Unlike Sauron’s Army, the Upgrades section was rarely accessed by my friend. Experience points were also disregarded throughout the game. He found that even with low upgrades to his character, timing and dodging attacks are still easy due to his own skills and prior experience to similar types of games. As long as my friend is able to counter an attack at the right timing, getting killed is very difficult. The Lens of Skill does not seem to be effectively used in this case due to the following:
- Due to the familiarity with the combat system, some players will fare much better than others, which may make the game unfair.
- The level of skill required may be too low for seasoned players, making the game not as fun as it could be.
In this case, the game Mechanics on the player’s end in the Elemental Tetrad may need to further refined to ensure a better utilization of the Lens of Skill.

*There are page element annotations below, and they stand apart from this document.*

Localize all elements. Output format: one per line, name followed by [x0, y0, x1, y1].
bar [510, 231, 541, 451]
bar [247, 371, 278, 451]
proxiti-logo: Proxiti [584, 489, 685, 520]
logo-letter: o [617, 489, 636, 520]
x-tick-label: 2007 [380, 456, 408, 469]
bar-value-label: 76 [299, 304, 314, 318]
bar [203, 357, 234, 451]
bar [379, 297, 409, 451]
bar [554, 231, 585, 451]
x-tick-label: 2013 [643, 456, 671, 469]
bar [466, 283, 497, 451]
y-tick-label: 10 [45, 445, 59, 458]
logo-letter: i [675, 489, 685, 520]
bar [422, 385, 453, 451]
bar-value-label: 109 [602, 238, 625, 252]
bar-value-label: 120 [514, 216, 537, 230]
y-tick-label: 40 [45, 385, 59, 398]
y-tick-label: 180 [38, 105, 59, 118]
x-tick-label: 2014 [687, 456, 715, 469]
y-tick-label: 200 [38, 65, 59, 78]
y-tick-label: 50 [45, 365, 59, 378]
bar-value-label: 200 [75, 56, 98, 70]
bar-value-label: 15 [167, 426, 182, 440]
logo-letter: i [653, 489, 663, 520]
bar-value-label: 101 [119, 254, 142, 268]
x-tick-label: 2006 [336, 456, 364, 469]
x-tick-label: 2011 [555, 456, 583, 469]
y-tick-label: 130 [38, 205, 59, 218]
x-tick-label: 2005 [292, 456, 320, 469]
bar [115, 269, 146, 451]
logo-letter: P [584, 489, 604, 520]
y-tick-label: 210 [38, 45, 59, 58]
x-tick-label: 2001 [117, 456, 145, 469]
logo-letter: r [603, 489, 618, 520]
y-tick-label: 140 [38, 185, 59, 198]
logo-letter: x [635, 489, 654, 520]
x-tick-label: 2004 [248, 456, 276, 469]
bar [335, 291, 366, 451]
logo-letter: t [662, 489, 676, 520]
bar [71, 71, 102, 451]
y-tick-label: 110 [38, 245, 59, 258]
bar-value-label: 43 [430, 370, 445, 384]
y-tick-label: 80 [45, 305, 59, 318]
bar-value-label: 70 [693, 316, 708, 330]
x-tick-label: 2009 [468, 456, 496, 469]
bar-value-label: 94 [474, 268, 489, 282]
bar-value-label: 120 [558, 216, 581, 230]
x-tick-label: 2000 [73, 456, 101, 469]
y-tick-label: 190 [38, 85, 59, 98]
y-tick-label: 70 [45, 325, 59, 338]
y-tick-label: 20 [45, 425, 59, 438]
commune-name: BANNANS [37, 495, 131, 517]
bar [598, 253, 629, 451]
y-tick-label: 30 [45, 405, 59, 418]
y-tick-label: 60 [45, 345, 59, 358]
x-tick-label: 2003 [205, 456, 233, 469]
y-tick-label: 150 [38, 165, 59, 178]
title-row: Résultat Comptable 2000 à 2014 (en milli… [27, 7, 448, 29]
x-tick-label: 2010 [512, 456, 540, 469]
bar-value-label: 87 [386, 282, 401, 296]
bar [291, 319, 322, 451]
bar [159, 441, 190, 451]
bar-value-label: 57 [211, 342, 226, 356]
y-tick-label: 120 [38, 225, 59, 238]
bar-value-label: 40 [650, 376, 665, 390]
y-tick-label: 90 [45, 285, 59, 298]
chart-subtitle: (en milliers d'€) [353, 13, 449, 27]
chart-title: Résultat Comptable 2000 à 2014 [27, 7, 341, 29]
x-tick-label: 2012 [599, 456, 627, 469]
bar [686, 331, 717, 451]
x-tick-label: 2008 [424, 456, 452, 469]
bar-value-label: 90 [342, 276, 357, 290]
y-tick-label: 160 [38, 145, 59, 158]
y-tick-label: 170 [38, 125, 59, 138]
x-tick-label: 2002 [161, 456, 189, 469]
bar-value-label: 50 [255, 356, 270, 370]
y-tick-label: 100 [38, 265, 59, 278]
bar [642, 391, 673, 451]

One of the main mission’s objectives is to mind control all five orc warchiefs. While the act of brainwashing them is the same (lower their health then brand them), my friend went through a different path to approach each orc:
- Directly confront the warchief and brand him.

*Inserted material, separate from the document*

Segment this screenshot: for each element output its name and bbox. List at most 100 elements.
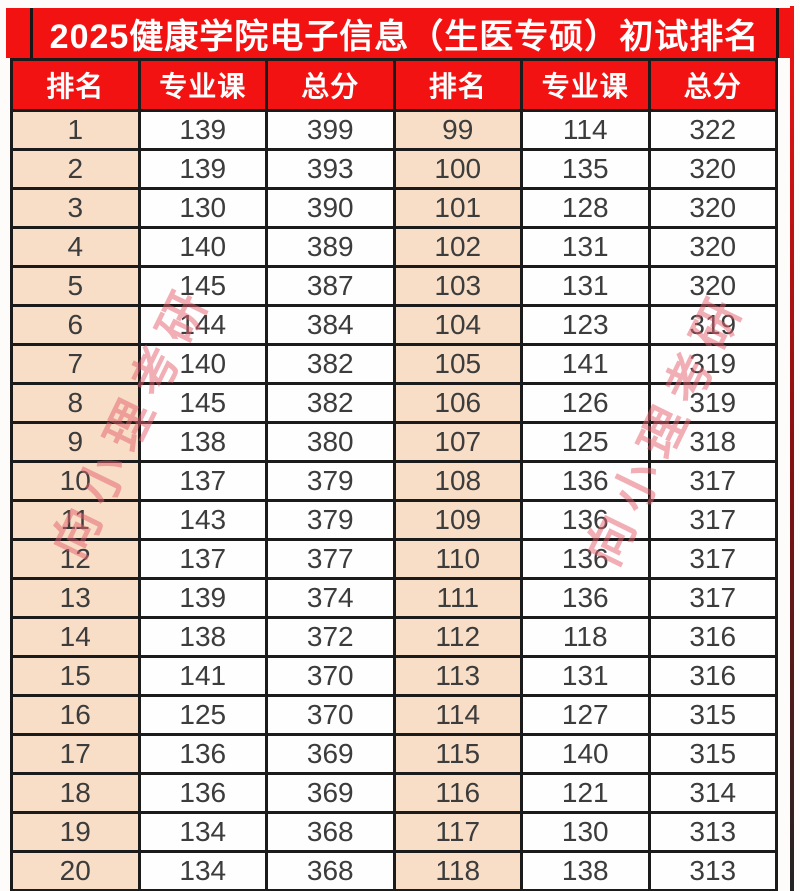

- Brand the warchief’s bodyguard then kill the warchief. The brainwashed bodyguard fills in the now vacant position as warchief.
- Command one of his mind controlled warchiefs to pick a fight with another rogue warchief, wait for his health to dwindle, then brand him.
The application of the Lens of Freedom allows the freedom to choose how he executes his actions to achieve his objectives.
Even though my friend and I have played the same game, we have each gained our own set of unique experiences. This may be because different lenses appeal to each of us, thus we gain a richer experience from one lens as compared to the other. My friend may find that the Lens of Skill has been under-utilized, but others may feel that the skills required to play Shadow of Mordor are just right.
Lenses are also commonly interrelated and a combination of them can apply to each aspect of the game. For the act of killing an orc, multiple lenses are considered:
- Lens of Goals: to set the goal of killing the orc
- Lens of Freedom: to explore different ways in luring and killing the orc
- Lens of Problem Solving: to plan the best way to kill the orc
- Lens of Meaningful Choices: to decide on the plan of action
- Lens of Skill: to execute the plan and attempt to kill the orc
- Lens of the Story Machine: the after effects of the attempt
The variety of ways that lenses come together adds to the experience of the game. Although some lenses may not be used effectively, the game can still be fun as long as there are sufficient lenses that are able to enhance each other. The same can be said for the elements in the Elemental Tetrad. The Technology used in making Shadow of Mordor is not revolutionary, nor is the main Story particularly creative. However, as each element comes together, they help to shape the game and turn it into something unique and fun.